Krankenkassen müssen bei ihren Rabattverträgen auch Reimporteuren eine Chance geben. Das hat das Oberlandesgericht Düsseldorf (OLG) entschieden. Die AOK Baden-Württemberg hatte im Mai Verträge mit Originalherstellern geschlossen, ohne den Auftrag zuvor auszuschreiben. Dieses Vorgehenwar aus Sicht der Richter rechtswidrig.
In den Verfahren ging es um Genotropin (Somatropin) von Pfizer und Extavia (Interferon beta 1-b) von Novartis. Kohlpharma hatte sich gegen die Direktvergabe gewehrt und bei der Vergabekammer des Bundes einen Nachprüfungsantrag gestellt.
Gegenüber der Vergabekammer hatte die AOK mit eigenen Marktuntersuchungen argumentiert, die ergeben hätten, dass Importeure nicht in der Lage seien, den gesamten Bedarf mengenmäßig abzudecken.
Das ließ die Behörde nicht gelten: Die Kasse habe den Importeuren keine Gelegenheit gegeben, ihre Lieferfähigkeit nachzuweisen. Die Vergabekammer erklärte die abgeschlossenen Vereinbarungen für unwirksam und trug der Kasse auf, vor dem Abschluss neuer Verträge ein offenes Verfahren durchzuführen.
Die Beschwerde der AOK gegen die Entscheidung wurde OLG zurückgewiesen. Aus Sicht der Richter hätte die Kasse nicht nur mit dem Originalhersteller verhandeln dürfen. Kohlpharma führe die Präparate nach Deutschland ein – und dürfe dies tun. Daher könne der Reimporteur genauso liefern wie der Originalhersteller. Die AOK habe „in mehrfacher Hinsicht gegen Vergabevorschriften verstoßen“.
In den Verfahren hatte die AOK vergeblich mit der Bedeutung einer kontinuierlichen Versorgung der Versicherten mit ein und demselben Arzneimittel argumentiert – „nach der Regel: keine Experimente durch eine Umstellung der Medikation“. Die Richter sahen jedoch kein Alleinstellungsmerkmal in den Präparaten der Originalhersteller.
Die AOK versuchte außerdem, Mehrleistungen der Pharmakonzerne, wie Langzeitbeobachtungen und Informationsmöglichkeiten für Patienten, geltend zu machen. Das sahen die Richter kritisch: Solche Leistungen habe die Kasse bislang in den Ausschreibungen nicht gefordert. „Sie kann demnach nicht wissen, ob Arzneimittel-Importeure dergleichen nicht ebenfalls anbieten wollen“, heißt es in dem Beschluss.
Das Fazit der Richter: Es gebe keine technischen Besonderheiten, die einen Exklusivvertrag mit dem Originalhersteller rechtfertigten. Die AOK habe lediglich versucht, durch einen „Kunstgriff“ – die Festlegung eines Beschaffungsbedarfs – versucht, eine Besonderheit zu erzeugen: Sie habe die benötigte Gesamtmenge so definiert, dass nur der Originalhersteller zuverlässig liefern könne.
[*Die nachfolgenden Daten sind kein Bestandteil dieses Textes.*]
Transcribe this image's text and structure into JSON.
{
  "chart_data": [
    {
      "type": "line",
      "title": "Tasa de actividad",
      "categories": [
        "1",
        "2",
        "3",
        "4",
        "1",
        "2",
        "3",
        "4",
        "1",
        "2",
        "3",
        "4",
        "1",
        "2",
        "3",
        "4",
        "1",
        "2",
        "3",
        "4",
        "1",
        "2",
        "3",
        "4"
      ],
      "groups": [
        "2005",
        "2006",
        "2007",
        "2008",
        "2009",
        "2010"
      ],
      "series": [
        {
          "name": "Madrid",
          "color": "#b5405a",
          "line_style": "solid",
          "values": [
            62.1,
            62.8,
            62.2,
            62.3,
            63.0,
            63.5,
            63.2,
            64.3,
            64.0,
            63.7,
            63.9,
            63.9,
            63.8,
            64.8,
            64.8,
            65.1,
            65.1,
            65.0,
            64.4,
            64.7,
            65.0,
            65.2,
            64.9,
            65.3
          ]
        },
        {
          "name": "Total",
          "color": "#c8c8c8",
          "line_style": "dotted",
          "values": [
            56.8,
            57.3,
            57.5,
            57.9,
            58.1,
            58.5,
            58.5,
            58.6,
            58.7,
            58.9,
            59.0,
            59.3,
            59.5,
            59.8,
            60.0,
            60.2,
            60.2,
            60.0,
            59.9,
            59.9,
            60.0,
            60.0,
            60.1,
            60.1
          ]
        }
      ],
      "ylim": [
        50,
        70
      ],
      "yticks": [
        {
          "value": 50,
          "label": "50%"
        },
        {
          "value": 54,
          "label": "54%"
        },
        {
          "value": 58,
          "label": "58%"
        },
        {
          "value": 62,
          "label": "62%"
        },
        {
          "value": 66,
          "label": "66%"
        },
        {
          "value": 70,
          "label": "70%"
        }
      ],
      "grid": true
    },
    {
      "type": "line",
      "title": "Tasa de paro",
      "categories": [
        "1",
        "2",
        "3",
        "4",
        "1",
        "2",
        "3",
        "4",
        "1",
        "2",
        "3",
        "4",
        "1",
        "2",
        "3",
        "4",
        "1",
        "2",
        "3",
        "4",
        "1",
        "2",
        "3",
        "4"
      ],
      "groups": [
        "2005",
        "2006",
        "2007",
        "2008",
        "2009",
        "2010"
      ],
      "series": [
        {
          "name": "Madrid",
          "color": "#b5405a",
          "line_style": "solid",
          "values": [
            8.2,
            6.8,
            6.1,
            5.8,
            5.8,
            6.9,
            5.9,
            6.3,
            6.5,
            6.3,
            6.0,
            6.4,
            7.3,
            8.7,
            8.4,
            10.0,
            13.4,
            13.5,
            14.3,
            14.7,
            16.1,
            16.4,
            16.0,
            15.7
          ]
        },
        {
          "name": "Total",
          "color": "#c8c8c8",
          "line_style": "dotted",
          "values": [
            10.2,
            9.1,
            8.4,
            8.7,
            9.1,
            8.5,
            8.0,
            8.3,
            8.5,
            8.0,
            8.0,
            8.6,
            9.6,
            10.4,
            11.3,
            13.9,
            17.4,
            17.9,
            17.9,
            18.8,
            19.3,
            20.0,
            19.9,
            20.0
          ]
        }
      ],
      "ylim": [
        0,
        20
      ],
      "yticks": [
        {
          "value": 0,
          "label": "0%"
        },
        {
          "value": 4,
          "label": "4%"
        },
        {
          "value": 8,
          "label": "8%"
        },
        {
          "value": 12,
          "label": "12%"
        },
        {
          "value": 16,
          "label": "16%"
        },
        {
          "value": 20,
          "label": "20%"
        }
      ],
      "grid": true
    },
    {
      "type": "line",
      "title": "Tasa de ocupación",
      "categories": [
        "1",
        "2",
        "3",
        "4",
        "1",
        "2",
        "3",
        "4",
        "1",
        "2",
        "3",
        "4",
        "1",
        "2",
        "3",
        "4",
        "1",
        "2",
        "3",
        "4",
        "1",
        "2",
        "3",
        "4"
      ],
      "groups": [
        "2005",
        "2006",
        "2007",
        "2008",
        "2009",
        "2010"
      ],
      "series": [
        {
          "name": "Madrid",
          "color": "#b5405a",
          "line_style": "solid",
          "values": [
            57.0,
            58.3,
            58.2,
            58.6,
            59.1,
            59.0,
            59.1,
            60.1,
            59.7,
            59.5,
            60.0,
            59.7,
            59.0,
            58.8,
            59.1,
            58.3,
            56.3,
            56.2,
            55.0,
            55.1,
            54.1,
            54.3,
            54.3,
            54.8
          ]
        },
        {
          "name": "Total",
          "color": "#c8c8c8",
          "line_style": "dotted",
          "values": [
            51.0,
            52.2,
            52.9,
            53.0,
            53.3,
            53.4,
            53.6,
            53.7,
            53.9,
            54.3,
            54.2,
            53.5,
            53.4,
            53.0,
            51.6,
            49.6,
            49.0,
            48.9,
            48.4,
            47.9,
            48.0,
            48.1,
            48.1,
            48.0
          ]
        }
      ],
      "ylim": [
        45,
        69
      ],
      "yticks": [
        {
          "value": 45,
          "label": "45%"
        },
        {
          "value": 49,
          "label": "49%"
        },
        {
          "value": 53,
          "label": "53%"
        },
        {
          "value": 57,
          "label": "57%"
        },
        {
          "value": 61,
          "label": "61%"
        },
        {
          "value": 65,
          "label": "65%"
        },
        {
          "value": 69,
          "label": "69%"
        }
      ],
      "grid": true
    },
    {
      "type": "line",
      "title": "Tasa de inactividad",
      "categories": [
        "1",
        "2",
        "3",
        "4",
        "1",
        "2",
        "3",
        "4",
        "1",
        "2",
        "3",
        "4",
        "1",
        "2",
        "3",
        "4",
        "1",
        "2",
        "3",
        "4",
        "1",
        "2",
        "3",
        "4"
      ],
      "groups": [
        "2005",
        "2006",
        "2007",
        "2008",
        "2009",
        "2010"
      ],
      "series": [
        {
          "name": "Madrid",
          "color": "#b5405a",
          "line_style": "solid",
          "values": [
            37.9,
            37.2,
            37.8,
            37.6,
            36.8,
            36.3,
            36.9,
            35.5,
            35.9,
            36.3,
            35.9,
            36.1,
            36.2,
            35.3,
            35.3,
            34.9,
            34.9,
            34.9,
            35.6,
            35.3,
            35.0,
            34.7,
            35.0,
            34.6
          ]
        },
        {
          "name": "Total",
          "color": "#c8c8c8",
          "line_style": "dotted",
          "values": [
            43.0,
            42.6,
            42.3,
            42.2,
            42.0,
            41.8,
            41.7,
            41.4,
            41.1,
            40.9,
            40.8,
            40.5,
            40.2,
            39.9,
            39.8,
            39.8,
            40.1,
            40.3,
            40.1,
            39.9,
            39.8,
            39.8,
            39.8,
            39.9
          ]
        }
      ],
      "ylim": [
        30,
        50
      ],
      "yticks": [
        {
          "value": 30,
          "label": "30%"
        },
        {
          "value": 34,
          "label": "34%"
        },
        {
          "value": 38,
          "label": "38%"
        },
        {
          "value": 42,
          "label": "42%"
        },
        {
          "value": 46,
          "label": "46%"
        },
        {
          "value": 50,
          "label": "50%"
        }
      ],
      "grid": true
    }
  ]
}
Die derzeitige Vergabepraxis sei daher wettbewerbswidrig und diskriminiere Importeure: Auf lange Sicht würden diese von der Auftragsvergabe ferngehalten oder zumindest ausgegrenzt. „Erforderlich ist dies nicht“, heißt es in den Bechlüssen: Es sei aus Gründen des Mittelstandsschutzes zum Beispiel vorgesehen, Leistungen in Teillose aufzuteilen und getrennt zu vergeben, um möglichst zahlreichen Unternehmen eine Teilnahme am Vergabeverfahren zu gestatten.
Die von der AOK vorgebrachten Bedenken, die Importeure könnten die verlangten Mengen nicht liefern, hielten die Richter zwar für deutlich nachvollziehbar und gewichtig. Die Kasse müsse aber – um Wettbewerb zu ermöglichen – auch Vergabeformen und Handlungsmöglichkeiten prüfen und anwenden, durch die Zweifel an der Eignung der Importeure aus dem Weg geräumt werden könnten, heißt es in dem Beschluss.
Als Beispiel werden erneut Teillose genannt, aber auch die Möglichkeit, mit mehreren Herstellern Verträge zu schließen. Außerdem könne die Kasse Lieferbeziehungen und –mengen abfragen und sich bestätigen lassen. Solche Instrumente habe die AOK nicht zureichend genutzt und sei stattdessen „zielstrebig“ auf einen Vertragsschluss mit dem Originalhersteller zugesteuert, kritisierten die Richter.
Die Beschlüsse sind rechtskräftig. Inwiefern von der Entscheidung auch andere Rabattverträge betroffen sind, ist offen. Die AOK wollte zu den Verfahren keine Stellung beziehen.